With the model for nothing that I have described, it would appear to be possible to exist and to contain the universe, but it still does not give an explanation of how the universe could be created from nothing. This problem appears to be insurmountable. I can not 'fix' my theory to explain such an event and it would seem to suggest that the universe did not come from nothing but must have always existed or never existed! I tend to favour the view that the universe does exists, but of course we have no proof that it does!
It may be possible that we have not grasped the concept of nothing. Perhaps to exist it requires a structure, its own form of 'space', but I am not going to go down that particular road because that is not the nothing that I began with as a model of how it may exist. That would be a entirely new theory! Anyway, I don't think it possible to apply the term 'exist' to nothing, it doesn't 'exist', its just a concept!
I honestly think that trying to explain where the universe came from is something we will never be able to do, we are contained within the universe and our understanding is restricted to the universe, anything else is guess work.
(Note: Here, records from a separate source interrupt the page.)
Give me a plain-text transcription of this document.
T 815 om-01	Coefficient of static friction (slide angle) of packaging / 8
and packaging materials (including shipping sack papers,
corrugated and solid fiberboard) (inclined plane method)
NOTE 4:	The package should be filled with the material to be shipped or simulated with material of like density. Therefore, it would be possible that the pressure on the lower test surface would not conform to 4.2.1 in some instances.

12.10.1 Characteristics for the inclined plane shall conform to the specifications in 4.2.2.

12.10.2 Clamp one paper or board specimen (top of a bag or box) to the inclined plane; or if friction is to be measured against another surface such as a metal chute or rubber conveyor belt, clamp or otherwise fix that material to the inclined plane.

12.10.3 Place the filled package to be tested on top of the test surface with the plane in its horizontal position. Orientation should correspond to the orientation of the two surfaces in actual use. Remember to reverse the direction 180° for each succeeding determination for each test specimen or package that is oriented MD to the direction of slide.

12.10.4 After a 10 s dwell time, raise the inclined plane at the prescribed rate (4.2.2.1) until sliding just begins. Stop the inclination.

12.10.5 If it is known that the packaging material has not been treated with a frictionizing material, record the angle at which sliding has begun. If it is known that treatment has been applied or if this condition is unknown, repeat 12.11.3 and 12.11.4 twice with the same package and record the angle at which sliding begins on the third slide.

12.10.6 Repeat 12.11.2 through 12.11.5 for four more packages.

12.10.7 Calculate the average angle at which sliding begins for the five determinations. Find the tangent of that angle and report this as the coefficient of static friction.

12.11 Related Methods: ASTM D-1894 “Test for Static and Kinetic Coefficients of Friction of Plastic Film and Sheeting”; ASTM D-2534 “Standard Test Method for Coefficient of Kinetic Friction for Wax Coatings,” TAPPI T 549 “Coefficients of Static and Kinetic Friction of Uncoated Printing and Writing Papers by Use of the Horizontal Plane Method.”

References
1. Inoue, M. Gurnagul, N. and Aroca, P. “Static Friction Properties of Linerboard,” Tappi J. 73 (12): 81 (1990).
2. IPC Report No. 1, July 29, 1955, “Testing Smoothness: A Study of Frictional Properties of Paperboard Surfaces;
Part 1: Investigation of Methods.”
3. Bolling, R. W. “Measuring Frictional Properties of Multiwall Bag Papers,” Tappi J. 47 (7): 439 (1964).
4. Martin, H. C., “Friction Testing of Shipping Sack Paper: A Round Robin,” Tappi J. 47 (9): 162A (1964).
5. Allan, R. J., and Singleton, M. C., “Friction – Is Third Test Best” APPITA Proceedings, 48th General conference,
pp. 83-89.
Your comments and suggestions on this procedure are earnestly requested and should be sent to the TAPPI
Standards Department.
That aside, this is the best attempt of describing where the universe came from that I could come up with: An infinite eternal unchanging nothing that has always existed and has always contained a finite but unbounded closed universe that constantly changes but is itself eternal. Doesn't exactly roll of the tongue does it.
With this model I can detect only one possible problem (I may be wrong of course, you may find many!) and that is the acceptance of the universe having always existed. If I could present a theory that proved this I would expect a Nobel Prize at the very least! Having said that I would suggest that the route to take in order to establish the concept of 'always' requires a more precise understanding of exactly what time Time? is.
In the meantime, to answer the original question 'Where did the universe come from?' I believe that it didn't come from anything, it always existed. To say that I am unhappy with this concept is an understatement, but I am stuck with it because at this time I am unable to think of a viable alternative. See Our final destiny, immortals
Of course my suggestion is just a model, created for the purpose of argument and discussion only and I do not pretend for one minute that it is anything like the real thing, that, I am sure, will be much more surprising. It may be that it all exists just in our minds!
If you do not like my version, and why should you, why not try and come up with a better working model, you have a completely free hand!